Trains, Plains and a Beautiful Bridge
Thunderbird Viaduct is the official name but I only learned
this from the library. We all call it the 4th Avenue Bridge – the
concrete span that sweeps up from Manitoba Street and joins downtown Moose Jaw
to South Hill. It’s far prettier than it needs to be and when you cross it on
foot, though few do, you’ll find terracotta cameos, Egyptian references in the
light standards and pastel-coloured stanchions framing the bridge deck.
Last week, as we watched CPR engineers building trains in
the rail yard, an antlered buck watched us from the duff coloured prairie
below. This is the busiest CPR hub in western Canada and deer families stroll
about like family pets feeding on grain spilled along the tracks. They
sometimes get in the way of an engine with unhappy results. But railworkers
look out for them and will radio for assistance if, as happened last week, a deer is floundering
through the ice on Thunder Creek. The creek
rolls in from the west, a slow, tannic-dark stream that merges with the Moose
Jaw River at the turn in Wakamow Valley.
The concrete bridge was built in 1929 to replace a wooden
trestle structure that carried traffic over rails and water. Before then, a
natural crossing had long been used by the Assiniboine, Cree, Peigan, Saulteaux
and Blackfoot people. So the medallions of two Indian Chiefs that stud the
concrete supports – Bear Ghost and Mike Oka – may have been placed in
recognition of the people who had earlier used the route. Or C.A. Turner, the Minneapolis architect who
designed the bridge, may have simply liked their profiles.

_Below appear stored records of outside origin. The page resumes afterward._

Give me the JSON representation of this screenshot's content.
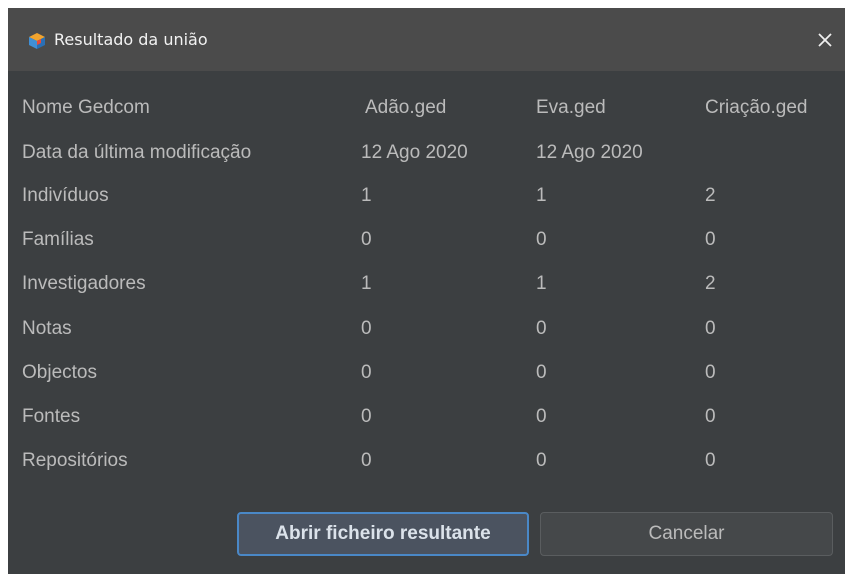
{
  "window": {
    "title": "Resultado da união"
  },
  "table": {
    "headers": [
      "Nome Gedcom",
      "Adão.ged",
      "Eva.ged",
      "Criação.ged"
    ],
    "rows": [
      {
        "label": "Data da última modificação",
        "values": [
          "12 Ago 2020",
          "12 Ago 2020",
          ""
        ]
      },
      {
        "label": "Indivíduos",
        "values": [
          "1",
          "1",
          "2"
        ]
      },
      {
        "label": "Famílias",
        "values": [
          "0",
          "0",
          "0"
        ]
      },
      {
        "label": "Investigadores",
        "values": [
          "1",
          "1",
          "2"
        ]
      },
      {
        "label": "Notas",
        "values": [
          "0",
          "0",
          "0"
        ]
      },
      {
        "label": "Objectos",
        "values": [
          "0",
          "0",
          "0"
        ]
      },
      {
        "label": "Fontes",
        "values": [
          "0",
          "0",
          "0"
        ]
      },
      {
        "label": "Repositórios",
        "values": [
          "0",
          "0",
          "0"
        ]
      }
    ]
  },
  "buttons": {
    "open_result": "Abrir ficheiro resultante",
    "cancel": "Cancelar"
  },
  "icons": {
    "app": "ancestris-cube-icon",
    "close": "close-icon"
  },
  "colors": {
    "background": "#3c3f41",
    "titlebar": "#4b4b4b",
    "text": "#bbbbbb",
    "primary_border": "#4a88c7"
  }
}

This photo of the Lakota Sioux Chief Bear Ghost was taken at
the Last Great Indian Council in Montana in 1909 by J.K. Dixon. It’s not clear
if Bear Ghost ever visited Moose Jaw, although a party of Lakota Sioux led by
Chief Sitting Bull was known to have camped by Moose Jaw creek after escaping
the US Cavalry following the Battle of Little Big Horn.
Chief Mike Oka does not turn up in any local historical
records but his surname suggests an Algonquin connection. Maybe there was a
compelling reason to honour these two men or maybe, back in 1929, the artist
chose strong-featured models rather than historically accurate representatives.
And then there’s the moose. Local artist Rob Froese touched
up the bridge art last spring, refreshing the colours and rebuilding the bas
relief where needed.
As a whole, the 4th Avenue Bridge is a beautiful,
functional piece of the built environment that pays respect to the city’s
earliest roots. By good fortune – some may not view this as good fortune – the
real estate boom that has razed so much of our recent history has left Moose
Jaw untouched. The past 100 years
overlay the post-glacier ancient land and the stories are hiding in plain sight.
Oh,
give me a home, where the buffalo roam, and the skies are not cloudy all day.